There are a total of 4 WiFi security protocols. A brief overview:

  • Wired Equivalent Privacy (WEP): it is the oldest protocol, and therefore the least effective of all. It was deployed in 1997, it is still present on some older devices, but its use is not recommended.
  • Wi-Fi Protected Access (WPA): WPA is the worthy inherit from WEP. It fills the security holes present in the latter and adds additional protection tools, such as the Temporal Key Integrity Protocol (TKIP).
  • Wi-Fi Protected Access 2 (WPA2): Similar to its predecessor, it replaces TKIP with Counter Mode Cipher Block Chaining Message Authentication Code Protocol (CCMP) which more easily encrypts data. Launched in 2004, it is the most popular protocol to date.
  • Wi-Fi Protected Access 3 (WPA3): the most recent of all, WPA3 arrived in our homes in 2018. It is therefore the most effective in terms of protection, in addition to facilitating the connection for any type of device.

As you can see, the older the type of security, the less effective it is. This can be explained by a simple reason: the protocols were developed according to the threats of the time, and therefore find themselves obsolete in the face of new forms of cyberattacks. Additionally, over time, hackers have found various ways to bypass security systems, which newer protocols have not.

How to know my type of WiFi security

As said previously, it is therefore essential to know the protocol installed on your router to assess the level of security of your network. There are different ways to do this depending on the device you are on. Let’s start with Windows 10:

  • In the taskbar, click on the WiFi icon
  • Find the name of your router and click Properties, below the latter
  • Scroll to the section Properties
  • Consult the line Security type
wifi security tutorial

Handling is even easier on macOS. Just click on the WiFi icon by holding the Option key to view connection settings, including security type.

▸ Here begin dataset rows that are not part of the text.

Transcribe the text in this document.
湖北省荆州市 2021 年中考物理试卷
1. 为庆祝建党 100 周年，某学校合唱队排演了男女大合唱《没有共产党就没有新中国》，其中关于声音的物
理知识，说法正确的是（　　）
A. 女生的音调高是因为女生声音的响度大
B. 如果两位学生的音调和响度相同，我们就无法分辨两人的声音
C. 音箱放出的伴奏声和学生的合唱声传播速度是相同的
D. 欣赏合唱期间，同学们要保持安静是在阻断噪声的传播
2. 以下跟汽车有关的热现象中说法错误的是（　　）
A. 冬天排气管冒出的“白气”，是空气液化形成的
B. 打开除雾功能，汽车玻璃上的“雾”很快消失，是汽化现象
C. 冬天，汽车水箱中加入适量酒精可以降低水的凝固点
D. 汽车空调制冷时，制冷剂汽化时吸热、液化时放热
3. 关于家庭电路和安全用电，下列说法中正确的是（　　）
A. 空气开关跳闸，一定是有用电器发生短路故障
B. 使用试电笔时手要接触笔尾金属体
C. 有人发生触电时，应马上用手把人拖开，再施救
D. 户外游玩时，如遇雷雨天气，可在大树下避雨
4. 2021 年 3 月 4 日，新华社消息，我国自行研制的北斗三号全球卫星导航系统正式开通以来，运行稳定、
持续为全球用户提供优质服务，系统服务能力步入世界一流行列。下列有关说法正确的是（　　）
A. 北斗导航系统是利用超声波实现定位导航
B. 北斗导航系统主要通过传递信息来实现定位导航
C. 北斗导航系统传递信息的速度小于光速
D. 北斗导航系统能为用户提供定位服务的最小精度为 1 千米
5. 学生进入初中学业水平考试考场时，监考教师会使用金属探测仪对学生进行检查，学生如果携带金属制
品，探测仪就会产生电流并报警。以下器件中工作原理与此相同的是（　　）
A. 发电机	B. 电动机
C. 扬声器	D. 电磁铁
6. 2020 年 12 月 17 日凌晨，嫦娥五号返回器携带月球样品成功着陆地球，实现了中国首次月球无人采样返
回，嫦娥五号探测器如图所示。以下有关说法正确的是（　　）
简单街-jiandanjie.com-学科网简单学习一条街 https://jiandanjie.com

Here is the procedure on Android:

  • See you in the Settings
  • Select category Wireless
  • Click on the name of your router
  • In the window that appears, find the line Encryption type
wifi security tutorial 2

On iOS, things get tough. Right now, there is no way to check your router’s security type on an iPhone or iPad. The best is therefore to use a PC to obtain this information.

If you have WPA3, the good news is that you don’t have to do anything to make your network more secure. You can in theory sleep soundly for a few more years. Same thing if you have WPA2. Although older, the latter remains a very effective device against cyberattacks. However, you can update your router if you wish, in order to be optimally protected.

On the other hand, if you have not updated your protocol from WPA or, less likely, WEP, it is urgent to do so if you do not want to be the victim of an attack. To do this, consult your router’s user manual or contact your ISP for instructions. Nowadays, even the cheapest routers are compatible with WPA2.